Var-Matin (Brignoles / Le Luc / Saint-Maximin)
LA PLANÈTE GORE !
On adore les films d’horreur avec les enfants. Il nous en faut pour nous impressionner. Pourtant, lorsque des amis nous ont conseillé d’aller voir « absolument » une rétrospective art contemporain du XXIe siècle, nous avons tous pris une sacrée claque.
On savait que les drogues avaient fait des ravages dans les pays occidentaux au siècle dernier, mais on n’avait pas mesuré à quel point les psychotropes avaient pu à ce point déchaîner l’imagination des artistes d’alors.
Avec Sandrine, ma compagne, Julian et Esmeralda, nos enfants, nous sommes sortis du nouveau Musée d’Orsay, totalement rénové et digitalisé début , avec une nausée indescriptible. Ce que nous avions dû contempler ferait passer les scènes gores de « Massacre à la tronçonneuse solaire » pour une bluette.
C’est dire.
L’expo s’appelait « Poubelle ». Ça débutait par des oeuvres d’Arman comme une évidence.
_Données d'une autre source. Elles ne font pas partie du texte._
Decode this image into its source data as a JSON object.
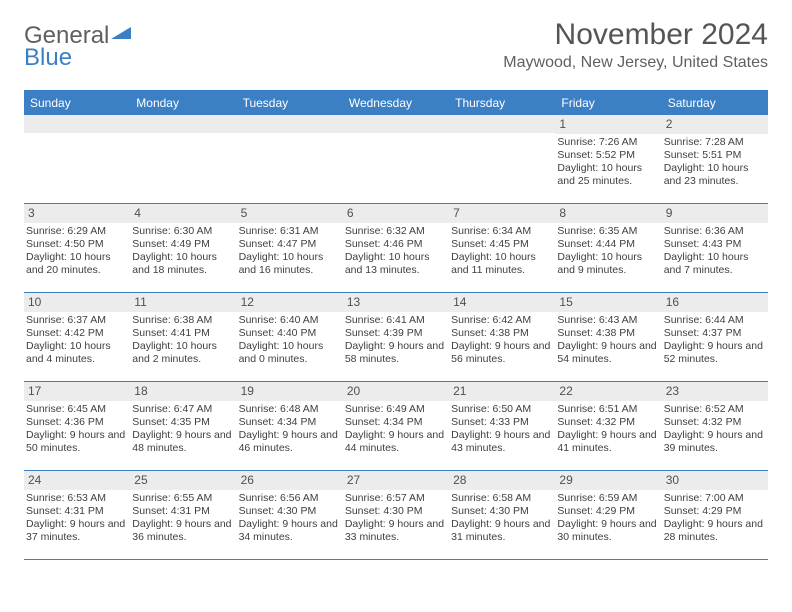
{
  "brand": {
    "word1": "General",
    "word2": "Blue",
    "triangle_color": "#3b7fc4",
    "word1_color": "#606060",
    "word2_color": "#3b7fc4"
  },
  "title": "November 2024",
  "location": "Maywood, New Jersey, United States",
  "colors": {
    "header_bg": "#3b7fc4",
    "header_text": "#ffffff",
    "daynum_bg": "#ececec",
    "border": "#3b7fc4",
    "body_text": "#404040"
  },
  "days_of_week": [
    "Sunday",
    "Monday",
    "Tuesday",
    "Wednesday",
    "Thursday",
    "Friday",
    "Saturday"
  ],
  "weeks": [
    [
      {
        "n": "",
        "sr": "",
        "ss": "",
        "dl": ""
      },
      {
        "n": "",
        "sr": "",
        "ss": "",
        "dl": ""
      },
      {
        "n": "",
        "sr": "",
        "ss": "",
        "dl": ""
      },
      {
        "n": "",
        "sr": "",
        "ss": "",
        "dl": ""
      },
      {
        "n": "",
        "sr": "",
        "ss": "",
        "dl": ""
      },
      {
        "n": "1",
        "sr": "Sunrise: 7:26 AM",
        "ss": "Sunset: 5:52 PM",
        "dl": "Daylight: 10 hours and 25 minutes."
      },
      {
        "n": "2",
        "sr": "Sunrise: 7:28 AM",
        "ss": "Sunset: 5:51 PM",
        "dl": "Daylight: 10 hours and 23 minutes."
      }
    ],
    [
      {
        "n": "3",
        "sr": "Sunrise: 6:29 AM",
        "ss": "Sunset: 4:50 PM",
        "dl": "Daylight: 10 hours and 20 minutes."
      },
      {
        "n": "4",
        "sr": "Sunrise: 6:30 AM",
        "ss": "Sunset: 4:49 PM",
        "dl": "Daylight: 10 hours and 18 minutes."
      },
      {
        "n": "5",
        "sr": "Sunrise: 6:31 AM",
        "ss": "Sunset: 4:47 PM",
        "dl": "Daylight: 10 hours and 16 minutes."
      },
      {
        "n": "6",
        "sr": "Sunrise: 6:32 AM",
        "ss": "Sunset: 4:46 PM",
        "dl": "Daylight: 10 hours and 13 minutes."
      },
      {
        "n": "7",
        "sr": "Sunrise: 6:34 AM",
        "ss": "Sunset: 4:45 PM",
        "dl": "Daylight: 10 hours and 11 minutes."
      },
      {
        "n": "8",
        "sr": "Sunrise: 6:35 AM",
        "ss": "Sunset: 4:44 PM",
        "dl": "Daylight: 10 hours and 9 minutes."
      },
      {
        "n": "9",
        "sr": "Sunrise: 6:36 AM",
        "ss": "Sunset: 4:43 PM",
        "dl": "Daylight: 10 hours and 7 minutes."
      }
    ],
    [
      {
        "n": "10",
        "sr": "Sunrise: 6:37 AM",
        "ss": "Sunset: 4:42 PM",
        "dl": "Daylight: 10 hours and 4 minutes."
      },
      {
        "n": "11",
        "sr": "Sunrise: 6:38 AM",
        "ss": "Sunset: 4:41 PM",
        "dl": "Daylight: 10 hours and 2 minutes."
      },
      {
        "n": "12",
        "sr": "Sunrise: 6:40 AM",
        "ss": "Sunset: 4:40 PM",
        "dl": "Daylight: 10 hours and 0 minutes."
      },
      {
        "n": "13",
        "sr": "Sunrise: 6:41 AM",
        "ss": "Sunset: 4:39 PM",
        "dl": "Daylight: 9 hours and 58 minutes."
      },
      {
        "n": "14",
        "sr": "Sunrise: 6:42 AM",
        "ss": "Sunset: 4:38 PM",
        "dl": "Daylight: 9 hours and 56 minutes."
      },
      {
        "n": "15",
        "sr": "Sunrise: 6:43 AM",
        "ss": "Sunset: 4:38 PM",
        "dl": "Daylight: 9 hours and 54 minutes."
      },
      {
        "n": "16",
        "sr": "Sunrise: 6:44 AM",
        "ss": "Sunset: 4:37 PM",
        "dl": "Daylight: 9 hours and 52 minutes."
      }
    ],
    [
      {
        "n": "17",
        "sr": "Sunrise: 6:45 AM",
        "ss": "Sunset: 4:36 PM",
        "dl": "Daylight: 9 hours and 50 minutes."
      },
      {
        "n": "18",
        "sr": "Sunrise: 6:47 AM",
        "ss": "Sunset: 4:35 PM",
        "dl": "Daylight: 9 hours and 48 minutes."
      },
      {
        "n": "19",
        "sr": "Sunrise: 6:48 AM",
        "ss": "Sunset: 4:34 PM",
        "dl": "Daylight: 9 hours and 46 minutes."
      },
      {
        "n": "20",
        "sr": "Sunrise: 6:49 AM",
        "ss": "Sunset: 4:34 PM",
        "dl": "Daylight: 9 hours and 44 minutes."
      },
      {
        "n": "21",
        "sr": "Sunrise: 6:50 AM",
        "ss": "Sunset: 4:33 PM",
        "dl": "Daylight: 9 hours and 43 minutes."
      },
      {
        "n": "22",
        "sr": "Sunrise: 6:51 AM",
        "ss": "Sunset: 4:32 PM",
        "dl": "Daylight: 9 hours and 41 minutes."
      },
      {
        "n": "23",
        "sr": "Sunrise: 6:52 AM",
        "ss": "Sunset: 4:32 PM",
        "dl": "Daylight: 9 hours and 39 minutes."
      }
    ],
    [
      {
        "n": "24",
        "sr": "Sunrise: 6:53 AM",
        "ss": "Sunset: 4:31 PM",
        "dl": "Daylight: 9 hours and 37 minutes."
      },
      {
        "n": "25",
        "sr": "Sunrise: 6:55 AM",
        "ss": "Sunset: 4:31 PM",
        "dl": "Daylight: 9 hours and 36 minutes."
      },
      {
        "n": "26",
        "sr": "Sunrise: 6:56 AM",
        "ss": "Sunset: 4:30 PM",
        "dl": "Daylight: 9 hours and 34 minutes."
      },
      {
        "n": "27",
        "sr": "Sunrise: 6:57 AM",
        "ss": "Sunset: 4:30 PM",
        "dl": "Daylight: 9 hours and 33 minutes."
      },
      {
        "n": "28",
        "sr": "Sunrise: 6:58 AM",
        "ss": "Sunset: 4:30 PM",
        "dl": "Daylight: 9 hours and 31 minutes."
      },
      {
        "n": "29",
        "sr": "Sunrise: 6:59 AM",
        "ss": "Sunset: 4:29 PM",
        "dl": "Daylight: 9 hours and 30 minutes."
      },
      {
        "n": "30",
        "sr": "Sunrise: 7:00 AM",
        "ss": "Sunset: 4:29 PM",
        "dl": "Daylight: 9 hours and 28 minutes."
      }
    ]
  ]
}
Accumulation sans surprise. Un peu plus loin, les débris de Niki de Saint Phalle tissaient les oripeaux d’une fashion week apocalyptique.
Mais ce qui nous bouleversa jusqu’à la tétanie ce fut le baroque punk des sculptures d’un certain Tim Noble. Ça pullulait d’une profusion de déchets de consommation courante.
Une toile représentant l’agonie d’une baleine blanche dans un océan de déchets nous terrifia. La bestiole s’étouffait dans des hectolitres de vomi, croyait-on. Mais à y regarder de plus près, c’est dans une colossale bouillie de plastique que le cétacé semblait s’enliser.
Un amalgame de sacs, virant du bleu Ikea au jaune d’une marque nippone indéchiffrable, imbriquée dans une foultitude de pochons déchiquetés, entortillés qui, un jour, avaient dû être d’un blanc immaculé à la caisse d’une supérette de Singapour, Bombay, Sydney ou L’Escarène.
L’artiste dans un délire absurde avait saisi le monstre marin prisonnier d’une infernale matrice constellée de milliers de bouteilles ; compression composite de vert Badoit, de rouge Coca, de transparence écrabouillée.
Le tout comme hérissé de centaines de milliers de pailles semblait cimenté par des torsades d’algues grasses, grimpantes, jumanjiesques, encore toutes gluantes et dégoulinantes des sucs gastriques du cétacé torturé.
En vrai, malgré notre accoutumance à la fiction horrifique, nous dûmes fuir les tableaux de cette exposition. La terreur que ces délires de pseudo-artistes nous inspirèrent ne fut rien à côté de la colère qui s’empara de nous tous. « C’est tellement gratuit », tonna alors mon épouse.
Le calme revenu, cette expérience nous permit toutefois de réfléchir au sens de l’art.